Germany’s 10-year yield climbed four basis points to 1.22 per cent, after falling to 1.12 per cent at the end of last week, the lowest since Bloomberg began collecting the data in 1989. The two-year rate was little changed at 0.015 percent. The yield declined to as low as minus 0.012 per cent on June 1, the first day the rate turned negative, according to data compiled by Bloomberg.
The 10-year debt yields of Austria, Belgium, Finland, France and the Netherlands also dropped to all-time lows last week amid signs the debt crisis was deteriorating. The Netherlands sold 86- and 204-day bills today at an average rate of zero and 0.014 per cent, respectively.
Dutch and Irish bonds were the most volatile in euro-area markets, as measured by 10-year yields, the two-, 10-year yield spread and credit-default swaps.

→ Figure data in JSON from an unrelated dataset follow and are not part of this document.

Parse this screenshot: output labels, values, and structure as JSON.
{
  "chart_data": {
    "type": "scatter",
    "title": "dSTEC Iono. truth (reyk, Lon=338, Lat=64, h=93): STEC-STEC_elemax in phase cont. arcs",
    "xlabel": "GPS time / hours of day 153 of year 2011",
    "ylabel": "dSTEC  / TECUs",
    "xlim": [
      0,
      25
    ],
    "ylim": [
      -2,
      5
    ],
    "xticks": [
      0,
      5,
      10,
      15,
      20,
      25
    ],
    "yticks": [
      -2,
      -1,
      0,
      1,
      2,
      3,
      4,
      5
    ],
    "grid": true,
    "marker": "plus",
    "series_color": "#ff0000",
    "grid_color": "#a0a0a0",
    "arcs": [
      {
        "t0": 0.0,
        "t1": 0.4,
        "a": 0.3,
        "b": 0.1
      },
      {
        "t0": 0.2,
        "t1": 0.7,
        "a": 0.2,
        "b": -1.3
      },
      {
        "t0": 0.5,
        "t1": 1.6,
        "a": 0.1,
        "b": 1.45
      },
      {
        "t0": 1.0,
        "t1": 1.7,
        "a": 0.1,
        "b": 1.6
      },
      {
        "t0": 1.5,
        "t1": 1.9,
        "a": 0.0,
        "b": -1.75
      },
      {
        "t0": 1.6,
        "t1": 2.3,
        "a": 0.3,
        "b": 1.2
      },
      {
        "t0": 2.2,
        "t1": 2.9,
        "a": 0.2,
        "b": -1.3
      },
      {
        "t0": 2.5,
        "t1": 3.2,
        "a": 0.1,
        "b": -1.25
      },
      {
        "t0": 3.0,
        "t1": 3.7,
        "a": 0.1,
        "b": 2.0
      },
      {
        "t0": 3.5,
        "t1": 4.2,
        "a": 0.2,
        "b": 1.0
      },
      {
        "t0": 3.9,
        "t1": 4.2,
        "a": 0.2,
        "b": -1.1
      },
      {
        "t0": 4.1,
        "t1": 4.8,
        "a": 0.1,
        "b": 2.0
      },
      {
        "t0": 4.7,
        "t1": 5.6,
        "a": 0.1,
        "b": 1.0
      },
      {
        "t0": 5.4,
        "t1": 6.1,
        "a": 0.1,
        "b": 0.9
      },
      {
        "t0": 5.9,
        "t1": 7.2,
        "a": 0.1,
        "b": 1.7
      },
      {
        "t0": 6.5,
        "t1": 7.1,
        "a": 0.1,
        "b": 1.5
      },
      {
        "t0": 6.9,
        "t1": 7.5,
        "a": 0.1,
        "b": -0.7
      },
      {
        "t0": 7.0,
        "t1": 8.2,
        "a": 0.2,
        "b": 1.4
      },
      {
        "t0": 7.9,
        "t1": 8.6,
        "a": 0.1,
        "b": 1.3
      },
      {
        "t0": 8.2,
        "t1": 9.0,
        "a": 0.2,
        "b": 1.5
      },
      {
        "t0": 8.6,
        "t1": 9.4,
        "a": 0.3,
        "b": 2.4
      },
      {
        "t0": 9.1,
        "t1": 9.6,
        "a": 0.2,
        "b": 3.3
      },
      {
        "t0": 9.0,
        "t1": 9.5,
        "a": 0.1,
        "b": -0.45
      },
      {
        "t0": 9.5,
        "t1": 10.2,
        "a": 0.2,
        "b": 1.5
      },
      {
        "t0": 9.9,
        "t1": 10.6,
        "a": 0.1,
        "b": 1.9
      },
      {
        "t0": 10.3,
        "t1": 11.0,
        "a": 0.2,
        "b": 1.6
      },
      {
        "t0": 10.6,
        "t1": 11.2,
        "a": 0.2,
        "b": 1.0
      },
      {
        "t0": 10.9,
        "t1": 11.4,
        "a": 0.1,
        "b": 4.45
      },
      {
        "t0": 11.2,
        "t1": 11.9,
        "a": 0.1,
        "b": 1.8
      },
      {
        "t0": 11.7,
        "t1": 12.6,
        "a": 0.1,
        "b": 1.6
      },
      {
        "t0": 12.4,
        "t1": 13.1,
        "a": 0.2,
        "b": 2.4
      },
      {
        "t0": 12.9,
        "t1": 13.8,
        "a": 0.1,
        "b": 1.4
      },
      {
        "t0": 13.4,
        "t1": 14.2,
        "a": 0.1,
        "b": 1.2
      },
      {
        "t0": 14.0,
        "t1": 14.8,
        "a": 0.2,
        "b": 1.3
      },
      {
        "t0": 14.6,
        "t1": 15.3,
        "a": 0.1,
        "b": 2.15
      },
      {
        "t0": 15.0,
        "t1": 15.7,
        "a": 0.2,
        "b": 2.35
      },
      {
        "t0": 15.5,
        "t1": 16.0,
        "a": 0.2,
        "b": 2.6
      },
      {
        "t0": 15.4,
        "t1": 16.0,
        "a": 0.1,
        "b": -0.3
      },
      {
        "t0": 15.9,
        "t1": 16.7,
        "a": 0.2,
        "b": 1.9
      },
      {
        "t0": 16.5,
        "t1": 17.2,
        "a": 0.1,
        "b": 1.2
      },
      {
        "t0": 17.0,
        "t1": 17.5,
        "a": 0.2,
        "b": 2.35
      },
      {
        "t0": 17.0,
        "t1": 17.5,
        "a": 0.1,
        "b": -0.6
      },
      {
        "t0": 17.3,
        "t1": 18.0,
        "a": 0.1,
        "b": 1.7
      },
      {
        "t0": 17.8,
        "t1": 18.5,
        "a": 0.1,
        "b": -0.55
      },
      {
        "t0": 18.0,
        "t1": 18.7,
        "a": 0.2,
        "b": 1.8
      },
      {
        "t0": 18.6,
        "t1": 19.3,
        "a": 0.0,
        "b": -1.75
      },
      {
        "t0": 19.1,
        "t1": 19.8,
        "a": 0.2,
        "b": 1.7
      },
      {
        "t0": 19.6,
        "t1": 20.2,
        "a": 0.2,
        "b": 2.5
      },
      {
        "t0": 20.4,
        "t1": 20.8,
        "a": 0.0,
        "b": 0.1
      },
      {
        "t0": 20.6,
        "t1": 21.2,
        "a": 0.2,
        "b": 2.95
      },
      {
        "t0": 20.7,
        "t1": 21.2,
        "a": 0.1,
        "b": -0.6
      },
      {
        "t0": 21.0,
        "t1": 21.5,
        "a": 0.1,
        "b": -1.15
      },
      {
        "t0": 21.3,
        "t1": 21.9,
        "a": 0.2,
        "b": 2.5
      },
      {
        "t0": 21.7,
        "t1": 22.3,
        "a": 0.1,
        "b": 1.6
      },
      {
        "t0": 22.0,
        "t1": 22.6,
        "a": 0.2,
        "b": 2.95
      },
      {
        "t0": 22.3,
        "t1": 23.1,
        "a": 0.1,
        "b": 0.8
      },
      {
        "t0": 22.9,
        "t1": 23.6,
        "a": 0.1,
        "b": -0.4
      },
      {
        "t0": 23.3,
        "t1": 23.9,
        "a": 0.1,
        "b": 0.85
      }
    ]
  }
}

Merkel said two days ago that “under no circumstances” would she agree to German-backed euro bonds. It’s up to the Spanish government to decide whether it wants to seek international aid to help recapitalise the country’s banks, her spokesman Seibert told reporters in Berlin today.
German bonds have returned 5 per cent this year, according to the Bloomberg/EFFAS indexes, as investors sought the safest assets.
The average yield on 1,294 government debt securities in Merrill Lynch’s Global Sovereign Broad Market Plus Index dropped to 1.47 per cent on June 1, the lowest rate since at least 1997, and down from 2.2 per cent a year earlier. The five-year average is 2.47 per cent. The index returned 30 per cent in the past five years and 3.1 per cent in 2012. The MSCI All-Country World Index of shares lost about 16 per cent since June 2007 and 1.4 per cent this year on a total return basis.
Portuguese bonds rose as Finance Minister Vitor Gaspar said today the nation is meeting goals of its bailout program. Portugal agreed in May 2011 on a European Union-led bailout that will provide as much as 78 billion euros in financial aid.
The fourth quarterly review of the aid plan was completed today, Gaspar told reporters in Lisbon. The government now forecasts gross domestic product will rise 0.2 per cent in 2013, he said.
The yield on 10-year Portuguese securities declined six basis points to 11.91 per cent. That’s still more than 5 percentage points above its five-year average of 6.43 per cent.
France sold 7.86 billion euros of bills maturing in 84, 175 and 357 days, including three-month debt at an average yield of 0.082 per cent, compared with 0.084 per cent at a sale of similar- maturity securities on May 29.